An ICO involves the offering of a token, “coin” or other digital product. In exchange for their investment, investors receive these tokens or coins. The company then uses the proceeds of the ICO for various corporate purposes similar to a regular offering of securities. ICOs have generally not been registered with the SEC.
On December 11, 2017, the SEC halted the ICO that was being conducted by Munchee Inc., a company that developed a restaurant review app. This action was based on the fact that the company had not registered this offering with the SEC. This ICO involved the issuance of MUN Tokens by Munchee, which the company said might increase in value. Munchee planned to raise about $15 million in this ICO. The SEC said that an investor could reasonably expect to earn a return on these Tokens, and accordingly the Tokens issued in the ICO were “securities” and should have been registered under the Federal securities laws. Munchee accepted the SEC’s findings without admitting or denying anything. The company agreed to halt the offering and to return all proceeds that it had received from investors in the offering.
The investigation of this matter was conducted in part by the SEC’s new Cyber Unit (a division of its Enforcement Section). The SEC had also issued other materials regarding concerns with cryptocurrencies and ICOs, including an Investor Bulletin issued on July 25, 2017 and a Report of Investigation issued on the same date.
Also on December 11, SEC Chairman Jay Clayton issued a strong warning to investors and industry professionals regarding ICOs. Clayton’s remarks stated that there may be an increased danger of fraud in ICOs since very little information is normally supplied to investors in an ICO. He also warned investors to be very careful in a situation where the investor is being pushed to quickly invest in and ICO without adequate information. Chairman Clayton also issued a general statement that many of the tokens and other items issued in ICOs may qualify as securities under the Federal securities laws, and accordingly such items must be registered with the SEC or must qualify for an exemption from such registration. He also touched on entities that are trading in cryptocurrencies, saying that these entities may have to register with the SEC.
This SEC action was important because it was not based on any allegation by the SEC of any fraud conducted by the company.

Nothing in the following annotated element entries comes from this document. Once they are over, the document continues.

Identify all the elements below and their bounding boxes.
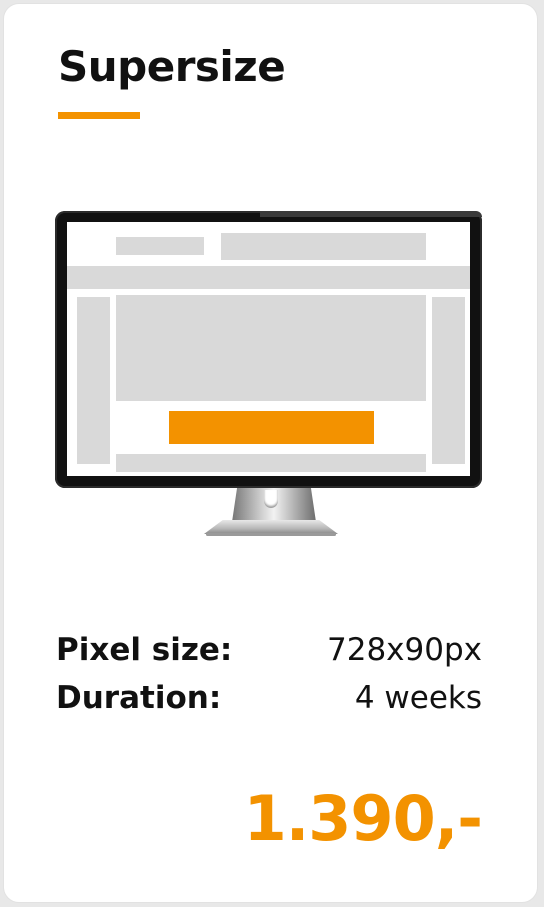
spec-row-duration: Duration: 4 weeks [56, 678, 482, 718]
placeholder-header-banner [221, 233, 426, 260]
spec-value: 728x90px [327, 632, 482, 668]
price-label: 1.390,- [243, 782, 483, 855]
ad-banner-slot [169, 411, 374, 444]
spec-row-pixel-size: Pixel size: 728x90px [56, 630, 482, 670]
placeholder-left-column [77, 297, 110, 464]
placeholder-footer [116, 454, 426, 472]
placeholder-navbar [67, 266, 470, 289]
placeholder-logo [116, 237, 204, 255]
monitor-stand-cable-hole [264, 490, 278, 508]
monitor-illustration [0, 0, 544, 560]
spec-value: 4 weeks [354, 680, 482, 716]
placeholder-main-content [116, 295, 426, 401]
spec-label: Pixel size: [56, 632, 233, 668]
monitor-screen [67, 222, 470, 476]
monitor-bezel-highlight [260, 211, 482, 217]
monitor-stand-shadow [206, 533, 336, 536]
spec-label: Duration: [56, 680, 222, 716]
placeholder-right-column [432, 297, 465, 464]
monitor-stand-base [204, 520, 338, 534]
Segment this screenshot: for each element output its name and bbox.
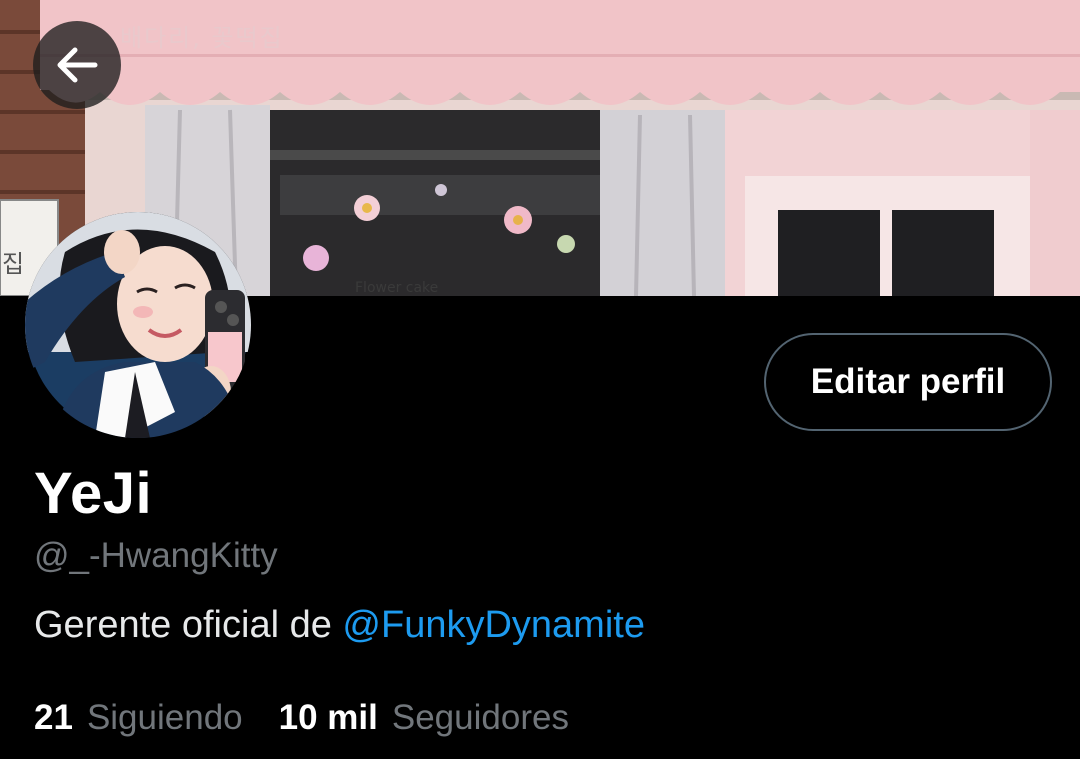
following-label: Siguiendo bbox=[86, 698, 243, 737]
back-button[interactable] bbox=[33, 21, 121, 109]
profile-photo bbox=[25, 212, 251, 438]
followers-link[interactable]: 10 mil Seguidores bbox=[279, 698, 569, 738]
followers-count: 10 mil bbox=[278, 698, 378, 737]
edit-profile-button[interactable]: Editar perfil bbox=[764, 333, 1052, 431]
following-link[interactable]: 21 Siguiendo bbox=[34, 698, 243, 738]
banner-window-text: Flower cake bbox=[355, 280, 439, 296]
arrow-left-icon bbox=[57, 47, 98, 83]
display-name: YeJi bbox=[34, 461, 153, 526]
bio: Gerente oficial de @FunkyDynamite bbox=[34, 604, 645, 647]
bio-mention-link[interactable]: @FunkyDynamite bbox=[342, 604, 645, 646]
avatar[interactable] bbox=[25, 212, 251, 438]
follow-stats: 21 Siguiendo 10 mil Seguidores bbox=[34, 698, 569, 738]
user-handle: @_-HwangKitty bbox=[34, 536, 278, 575]
following-count: 21 bbox=[34, 698, 73, 737]
banner-sign-text: 배다리, 꽃떡집 bbox=[120, 24, 284, 52]
followers-label: Seguidores bbox=[391, 698, 569, 737]
bio-text: Gerente oficial de bbox=[34, 604, 343, 646]
banner-side-sign-text: 집 bbox=[2, 250, 25, 278]
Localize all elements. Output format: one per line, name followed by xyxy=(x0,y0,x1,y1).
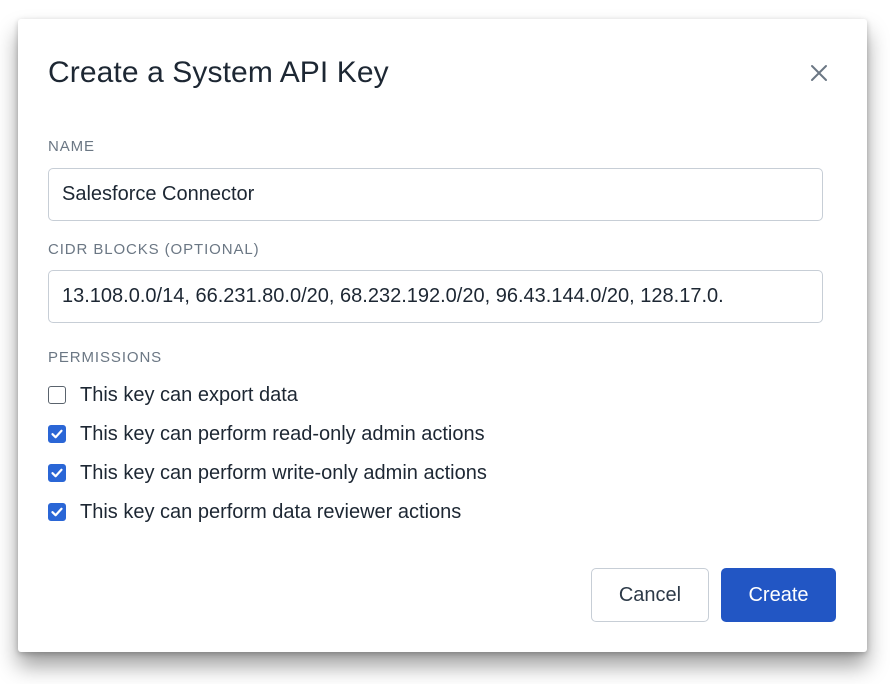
checkbox-unchecked[interactable] xyxy=(48,386,66,404)
create-button[interactable]: Create xyxy=(721,568,836,622)
permission-write-only-admin[interactable]: This key can perform write-only admin ac… xyxy=(48,460,487,486)
permission-label: This key can export data xyxy=(80,384,298,406)
close-icon[interactable] xyxy=(807,61,831,85)
cidr-blocks-input[interactable] xyxy=(48,270,823,323)
permission-data-reviewer[interactable]: This key can perform data reviewer actio… xyxy=(48,499,461,525)
permission-read-only-admin[interactable]: This key can perform read-only admin act… xyxy=(48,421,485,447)
dialog-title: Create a System API Key xyxy=(48,56,389,89)
checkbox-checked[interactable] xyxy=(48,503,66,521)
checkmark-icon xyxy=(51,468,63,478)
checkbox-checked[interactable] xyxy=(48,464,66,482)
checkbox-checked[interactable] xyxy=(48,425,66,443)
checkmark-icon xyxy=(51,429,63,439)
permissions-label: PERMISSIONS xyxy=(48,349,163,366)
cidr-blocks-label: CIDR BLOCKS (OPTIONAL) xyxy=(48,241,260,258)
permission-export-data[interactable]: This key can export data xyxy=(48,382,298,408)
name-input[interactable] xyxy=(48,168,823,221)
name-label: NAME xyxy=(48,138,95,155)
page-background: Create a System API Key NAME CIDR BLOCKS… xyxy=(0,0,890,684)
cancel-button[interactable]: Cancel xyxy=(591,568,709,622)
permission-label: This key can perform read-only admin act… xyxy=(80,423,485,445)
permission-label: This key can perform write-only admin ac… xyxy=(80,462,487,484)
permission-label: This key can perform data reviewer actio… xyxy=(80,501,462,523)
create-api-key-dialog: Create a System API Key NAME CIDR BLOCKS… xyxy=(18,19,867,652)
checkmark-icon xyxy=(51,507,63,517)
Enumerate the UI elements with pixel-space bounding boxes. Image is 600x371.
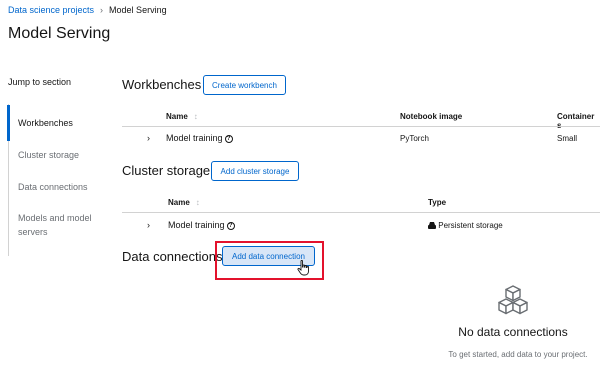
- data-connections-title: Data connections: [122, 249, 223, 264]
- page-title: Model Serving: [8, 25, 111, 42]
- workbench-name: Model training: [166, 133, 223, 143]
- workbench-image: PyTorch: [400, 134, 429, 143]
- empty-state-title: No data connections: [458, 325, 568, 339]
- nav-item-data-connections[interactable]: Data connections: [9, 180, 109, 194]
- table-divider: [122, 126, 600, 127]
- cubes-icon: [498, 285, 528, 315]
- workbenches-col-container: Container s: [557, 112, 595, 130]
- breadcrumb-link-projects[interactable]: Data science projects: [8, 5, 94, 15]
- cluster-storage-title: Cluster storage: [122, 163, 211, 178]
- nav-item-models[interactable]: Models and model servers: [9, 211, 105, 239]
- create-workbench-button[interactable]: Create workbench: [203, 75, 286, 95]
- storage-name: Model training: [168, 220, 225, 230]
- storage-col-name[interactable]: Name ↕: [168, 198, 200, 207]
- storage-col-type: Type: [428, 198, 447, 207]
- hand-pointer-icon: [297, 260, 309, 276]
- add-cluster-storage-button[interactable]: Add cluster storage: [211, 161, 299, 181]
- storage-type: Persistent storage: [428, 221, 503, 230]
- chevron-right-icon[interactable]: ›: [147, 133, 150, 143]
- jump-to-section-label: Jump to section: [8, 77, 72, 87]
- column-header-label: Name: [168, 198, 190, 207]
- empty-state-body: To get started, add data to your project…: [448, 350, 588, 359]
- table-row-name: Model training?: [166, 133, 233, 143]
- help-circle-icon[interactable]: ?: [224, 135, 233, 143]
- storage-type-label: Persistent storage: [438, 221, 503, 230]
- help-circle-icon[interactable]: ?: [226, 222, 235, 230]
- sort-icon[interactable]: ↕: [196, 198, 200, 207]
- workbenches-title: Workbenches: [122, 77, 202, 92]
- column-header-label: Name: [166, 112, 188, 121]
- table-divider: [122, 212, 600, 213]
- breadcrumb: Data science projects › Model Serving: [8, 5, 167, 15]
- nav-item-workbenches[interactable]: Workbenches: [7, 105, 107, 141]
- breadcrumb-current: Model Serving: [109, 5, 167, 15]
- breadcrumb-separator: ›: [100, 5, 104, 15]
- sort-icon[interactable]: ↕: [194, 112, 198, 121]
- nav-item-cluster-storage[interactable]: Cluster storage: [9, 148, 109, 162]
- storage-icon: [428, 222, 436, 229]
- workbenches-col-name[interactable]: Name ↕: [166, 112, 198, 121]
- jump-nav: Workbenches Cluster storage Data connect…: [7, 104, 109, 256]
- table-row-name: Model training?: [168, 220, 235, 230]
- workbenches-col-image: Notebook image: [400, 112, 463, 121]
- chevron-right-icon[interactable]: ›: [147, 220, 150, 230]
- workbench-size: Small: [557, 134, 578, 143]
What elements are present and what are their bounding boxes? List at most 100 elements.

The halting of the offering was based purely on the contention that this was an offering of securities that had not been registered with the SEC. The SEC will certainly take steps against an offering where fraud is alleged (as its Cyber Unit recently did in an ICO conducted by Canadian issuer Plexcorps), but in some ways this Munchee action is probably more troubling for ICO issuers because it did not involve fraud but was based purely on technical SEC registration concerns.
So where do we go from here? There is a huge division of opinion of the status and future of cryptocurrencies and ICOs. It’s interesting to note that the People’s Bank of China (China’s central bank) banned ICOs in September 2017 because these offerings would have a disruptive effect on that nation’s economy and financial markets. The SEC’s actions in the Munchee and the Plexcorps matters along with Chairman Clayton’s remarks show that the SEC is ready to step up its regulatory and enforcement posture against ICOs in the US. On the other hand, the sheer volume of ICOs (approximately $3.7 billion so far this year) and the heavy and increasing demand by investors for these offerings creates significant pressure to find some way to let these offerings proceed. This will be a very interesting interface going forward. I understand the SEC’s position, but I would not underestimate the power of cryptocurrencies and ICOs. In my view they are not going away. I anticipate a much higher level of SEC regulation and enforcement in this area, but I also believe that investor interest in cryptocurrencies and ICOs will continue to increase.